Published May 15, 2018 at 8:00 am (Updated May 15, 2018 at 8:07 am)
Chief Justice Ian Kawaley made the wrong decision in the landmark Bermuda Bred case which gave same-sex partners the same rights to live and work on the island, the Court of Appeal has said in a written judgment.
The Appeals Panel found that the Bermuda Immigration and Protection Act had priority over the Human Rights Act.
Appeal Judge Geoffrey Bell said: “If it had been suggested to Parliament in 1981 that the effect of the Human Rights Act was to take precedence over the regulation of employment by the minister under the BIPA, the answer would have been swift and strong to say that was not Parliament’s intention.”
He added the issue was now only one of “academic interest” due to the passing of the Bermuda Immigration (No 2) Act last year, which spelled out the primacy of the BIPA.
The comments came as the Court of Appeal overturned a separate Supreme Court ruling, which was based in part on the Bermuda Bred case.
In the Bermuda Bred case, Mr Justice Kawaley ruled that same-sex partners of Bermudians have the same right to live and work in Bermuda as spouses of Bermudians.
The ruling was based on the view that the Human Rights Act had primacy over immigration law.
The decision was never appealed and resulted in the introduction of same-sex marriage in Bermuda.
In the present case, Marco and Paula Tavares, long-term Bermuda residents, had applied for indefinite permission to work in Bermuda but were refused.
Ms Tavares is a British Overseas Territories citizen born in Bermuda and Mr Tavares her husband.
Puisne Judge Stephen Hellman earlier found the minister had unlawfully discriminated against Mrs Tavares by treating her less favourably than someone whose parents had Bermudian status.
The Minister of Home Affairs, the Governor and the Attorney-General’s Chambers argued the island’s immigration legislation has primacy over the Human Rights Act — contrary to the ruling in the Bermuda Bred case.
All three members of the panel backed the appeal.

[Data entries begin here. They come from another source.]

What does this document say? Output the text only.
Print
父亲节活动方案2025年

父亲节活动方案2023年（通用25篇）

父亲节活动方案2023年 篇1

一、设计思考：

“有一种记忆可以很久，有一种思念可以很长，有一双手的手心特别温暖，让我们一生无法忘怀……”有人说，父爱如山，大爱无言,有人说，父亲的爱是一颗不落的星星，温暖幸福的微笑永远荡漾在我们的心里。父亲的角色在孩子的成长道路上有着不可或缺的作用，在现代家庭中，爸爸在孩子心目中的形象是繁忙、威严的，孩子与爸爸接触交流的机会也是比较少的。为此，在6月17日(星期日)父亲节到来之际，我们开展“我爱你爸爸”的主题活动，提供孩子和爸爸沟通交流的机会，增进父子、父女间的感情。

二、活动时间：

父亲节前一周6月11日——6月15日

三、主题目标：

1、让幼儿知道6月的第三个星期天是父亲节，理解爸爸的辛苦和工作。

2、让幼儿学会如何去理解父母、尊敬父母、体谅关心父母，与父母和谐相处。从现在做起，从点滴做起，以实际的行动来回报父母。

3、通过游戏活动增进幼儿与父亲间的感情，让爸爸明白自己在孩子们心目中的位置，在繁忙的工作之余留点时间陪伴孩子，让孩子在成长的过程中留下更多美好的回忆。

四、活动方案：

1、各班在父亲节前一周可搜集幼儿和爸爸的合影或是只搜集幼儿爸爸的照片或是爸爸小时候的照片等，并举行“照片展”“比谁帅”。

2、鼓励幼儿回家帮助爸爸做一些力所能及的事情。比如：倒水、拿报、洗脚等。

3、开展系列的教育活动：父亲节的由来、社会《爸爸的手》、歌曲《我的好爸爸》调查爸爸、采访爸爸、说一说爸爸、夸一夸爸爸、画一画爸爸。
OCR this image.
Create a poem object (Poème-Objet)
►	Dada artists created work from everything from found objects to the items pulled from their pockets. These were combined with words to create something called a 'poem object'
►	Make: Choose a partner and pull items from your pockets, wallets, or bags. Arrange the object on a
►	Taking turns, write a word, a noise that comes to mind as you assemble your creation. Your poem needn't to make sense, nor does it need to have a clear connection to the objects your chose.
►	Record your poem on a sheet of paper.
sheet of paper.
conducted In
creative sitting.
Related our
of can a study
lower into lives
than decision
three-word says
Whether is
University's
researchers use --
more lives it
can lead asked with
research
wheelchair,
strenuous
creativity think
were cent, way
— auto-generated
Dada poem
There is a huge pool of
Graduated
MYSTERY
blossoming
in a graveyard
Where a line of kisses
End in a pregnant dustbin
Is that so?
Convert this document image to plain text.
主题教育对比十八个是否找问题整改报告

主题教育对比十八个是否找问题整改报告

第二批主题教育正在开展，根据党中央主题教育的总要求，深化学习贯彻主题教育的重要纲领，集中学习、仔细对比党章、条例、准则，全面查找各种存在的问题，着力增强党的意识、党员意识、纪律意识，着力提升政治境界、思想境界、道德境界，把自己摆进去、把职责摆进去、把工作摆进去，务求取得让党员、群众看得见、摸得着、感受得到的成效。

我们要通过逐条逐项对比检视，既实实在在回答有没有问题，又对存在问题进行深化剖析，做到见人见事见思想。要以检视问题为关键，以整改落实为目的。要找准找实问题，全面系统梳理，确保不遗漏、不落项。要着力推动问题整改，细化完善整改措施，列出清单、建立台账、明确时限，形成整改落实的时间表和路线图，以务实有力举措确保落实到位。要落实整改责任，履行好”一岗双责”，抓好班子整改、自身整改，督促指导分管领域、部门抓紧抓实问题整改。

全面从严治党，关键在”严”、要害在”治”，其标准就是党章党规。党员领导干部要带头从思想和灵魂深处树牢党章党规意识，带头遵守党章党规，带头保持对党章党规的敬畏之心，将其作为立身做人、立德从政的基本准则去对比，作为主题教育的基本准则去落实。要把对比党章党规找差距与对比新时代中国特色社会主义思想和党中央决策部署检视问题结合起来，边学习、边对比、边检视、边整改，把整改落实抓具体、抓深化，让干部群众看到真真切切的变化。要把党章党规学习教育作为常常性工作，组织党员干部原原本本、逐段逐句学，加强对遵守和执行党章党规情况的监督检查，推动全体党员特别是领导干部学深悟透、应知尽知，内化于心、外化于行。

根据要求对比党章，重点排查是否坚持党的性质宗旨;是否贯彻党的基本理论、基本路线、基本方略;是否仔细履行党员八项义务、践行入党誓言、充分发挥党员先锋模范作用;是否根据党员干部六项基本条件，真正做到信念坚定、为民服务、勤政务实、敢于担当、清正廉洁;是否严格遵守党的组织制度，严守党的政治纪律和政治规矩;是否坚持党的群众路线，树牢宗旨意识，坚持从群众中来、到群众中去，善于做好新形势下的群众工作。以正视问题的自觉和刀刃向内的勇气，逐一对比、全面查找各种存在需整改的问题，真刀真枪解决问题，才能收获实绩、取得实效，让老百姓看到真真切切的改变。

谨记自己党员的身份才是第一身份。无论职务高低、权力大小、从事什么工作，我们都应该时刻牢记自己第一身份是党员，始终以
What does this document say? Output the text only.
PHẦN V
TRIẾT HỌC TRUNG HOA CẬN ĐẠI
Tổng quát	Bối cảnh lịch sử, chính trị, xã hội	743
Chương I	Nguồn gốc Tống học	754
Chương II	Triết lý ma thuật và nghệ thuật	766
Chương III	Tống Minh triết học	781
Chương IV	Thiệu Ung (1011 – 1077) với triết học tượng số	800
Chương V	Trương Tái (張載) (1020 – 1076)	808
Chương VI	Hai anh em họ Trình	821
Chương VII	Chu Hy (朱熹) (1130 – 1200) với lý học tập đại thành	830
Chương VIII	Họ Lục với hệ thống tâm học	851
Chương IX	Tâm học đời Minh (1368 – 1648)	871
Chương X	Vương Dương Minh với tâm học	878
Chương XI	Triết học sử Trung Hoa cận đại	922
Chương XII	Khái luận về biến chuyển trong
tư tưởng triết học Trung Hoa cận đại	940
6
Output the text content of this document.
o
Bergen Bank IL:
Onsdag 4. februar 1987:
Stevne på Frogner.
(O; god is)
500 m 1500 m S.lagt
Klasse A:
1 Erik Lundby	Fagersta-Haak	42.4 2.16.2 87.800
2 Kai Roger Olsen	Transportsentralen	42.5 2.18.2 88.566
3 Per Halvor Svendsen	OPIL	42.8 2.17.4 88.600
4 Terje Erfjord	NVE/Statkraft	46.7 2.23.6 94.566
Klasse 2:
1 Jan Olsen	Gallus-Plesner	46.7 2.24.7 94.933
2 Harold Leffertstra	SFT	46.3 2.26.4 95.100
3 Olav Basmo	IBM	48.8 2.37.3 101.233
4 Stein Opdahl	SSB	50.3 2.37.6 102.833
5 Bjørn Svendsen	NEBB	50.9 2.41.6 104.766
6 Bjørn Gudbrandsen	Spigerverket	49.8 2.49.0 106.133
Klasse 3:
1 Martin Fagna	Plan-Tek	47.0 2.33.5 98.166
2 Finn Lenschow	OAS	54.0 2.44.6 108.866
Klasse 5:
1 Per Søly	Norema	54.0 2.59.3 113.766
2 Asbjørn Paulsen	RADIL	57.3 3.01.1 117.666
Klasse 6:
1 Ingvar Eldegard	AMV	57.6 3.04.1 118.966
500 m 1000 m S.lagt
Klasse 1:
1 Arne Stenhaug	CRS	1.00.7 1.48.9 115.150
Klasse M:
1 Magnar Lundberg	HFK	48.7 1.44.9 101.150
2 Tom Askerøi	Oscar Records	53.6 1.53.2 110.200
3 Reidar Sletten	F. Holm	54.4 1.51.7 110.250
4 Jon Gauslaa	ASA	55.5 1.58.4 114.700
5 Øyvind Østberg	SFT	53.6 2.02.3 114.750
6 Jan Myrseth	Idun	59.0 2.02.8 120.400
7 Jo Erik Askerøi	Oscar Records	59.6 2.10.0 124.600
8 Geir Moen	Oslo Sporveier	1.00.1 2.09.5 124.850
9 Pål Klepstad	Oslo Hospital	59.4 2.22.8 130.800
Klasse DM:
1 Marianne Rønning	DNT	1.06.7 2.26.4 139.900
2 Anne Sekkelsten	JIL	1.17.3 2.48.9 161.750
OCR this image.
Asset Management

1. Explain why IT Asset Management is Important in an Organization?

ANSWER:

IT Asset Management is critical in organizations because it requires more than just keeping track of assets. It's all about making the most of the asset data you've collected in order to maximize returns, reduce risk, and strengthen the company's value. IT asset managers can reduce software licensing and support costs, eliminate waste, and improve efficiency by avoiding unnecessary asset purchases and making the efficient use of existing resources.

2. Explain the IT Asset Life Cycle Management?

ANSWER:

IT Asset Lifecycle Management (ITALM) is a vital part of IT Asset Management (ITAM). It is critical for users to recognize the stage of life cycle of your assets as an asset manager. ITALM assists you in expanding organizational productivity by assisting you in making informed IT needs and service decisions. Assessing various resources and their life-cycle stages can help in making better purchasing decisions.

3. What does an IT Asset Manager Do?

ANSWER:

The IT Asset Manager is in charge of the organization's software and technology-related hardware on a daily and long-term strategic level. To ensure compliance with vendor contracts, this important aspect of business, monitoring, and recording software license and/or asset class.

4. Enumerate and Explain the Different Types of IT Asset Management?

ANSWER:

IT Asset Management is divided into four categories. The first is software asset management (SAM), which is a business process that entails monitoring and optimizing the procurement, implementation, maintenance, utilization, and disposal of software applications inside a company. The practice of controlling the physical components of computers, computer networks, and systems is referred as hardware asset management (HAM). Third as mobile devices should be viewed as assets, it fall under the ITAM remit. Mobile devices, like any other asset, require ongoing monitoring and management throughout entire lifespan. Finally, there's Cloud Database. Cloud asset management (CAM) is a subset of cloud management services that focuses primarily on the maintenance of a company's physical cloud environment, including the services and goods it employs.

They found in a judgment handed down on April 20 that the Chief Justice had erred in the Bermuda Bred ruling
Mr Justice Bell said: “The HRA does not operate so as to render the provisions of the BIPA subject to the discrimination provisions of the HRA.
“To hold otherwise would, in my view, be to ignore the fact that the Constitution expressly recognised the need to discriminate against persons who do not belong to Bermuda in the regulation of employment.”
Fellow appeals judge Sir Christopher Clarke supported Mr Justice Bell’s ruling and said immigration legislation was “inherently discriminatory”.
He said: “If the regulation of engagement in gainful occupation of non-Bermudians is to be regarded as the provision of a service by the ministry, I find it difficult to see why the regulation of entry into, and of stay and residence within, Bermuda are not also the provision of such a service.
“By this logic it would be unlawful to refuse to allow a non-Bermudian with no links whatever with Bermuda to enter, remain and work in Bermuda. To do so would be direct discrimination. The UK citizen would be at liberty to come, reside, and work in Bermuda without restriction, in company with the citizens of any other state.”
Sir Scott Baker added he was unable to avoid the conclusion that the Supreme Court had been incorrect in its decision.
He said: “The minister, in exercising his powers through an immigration officer under section 60 of the BIPA, is quite simply not supplying goods, facilities or services.”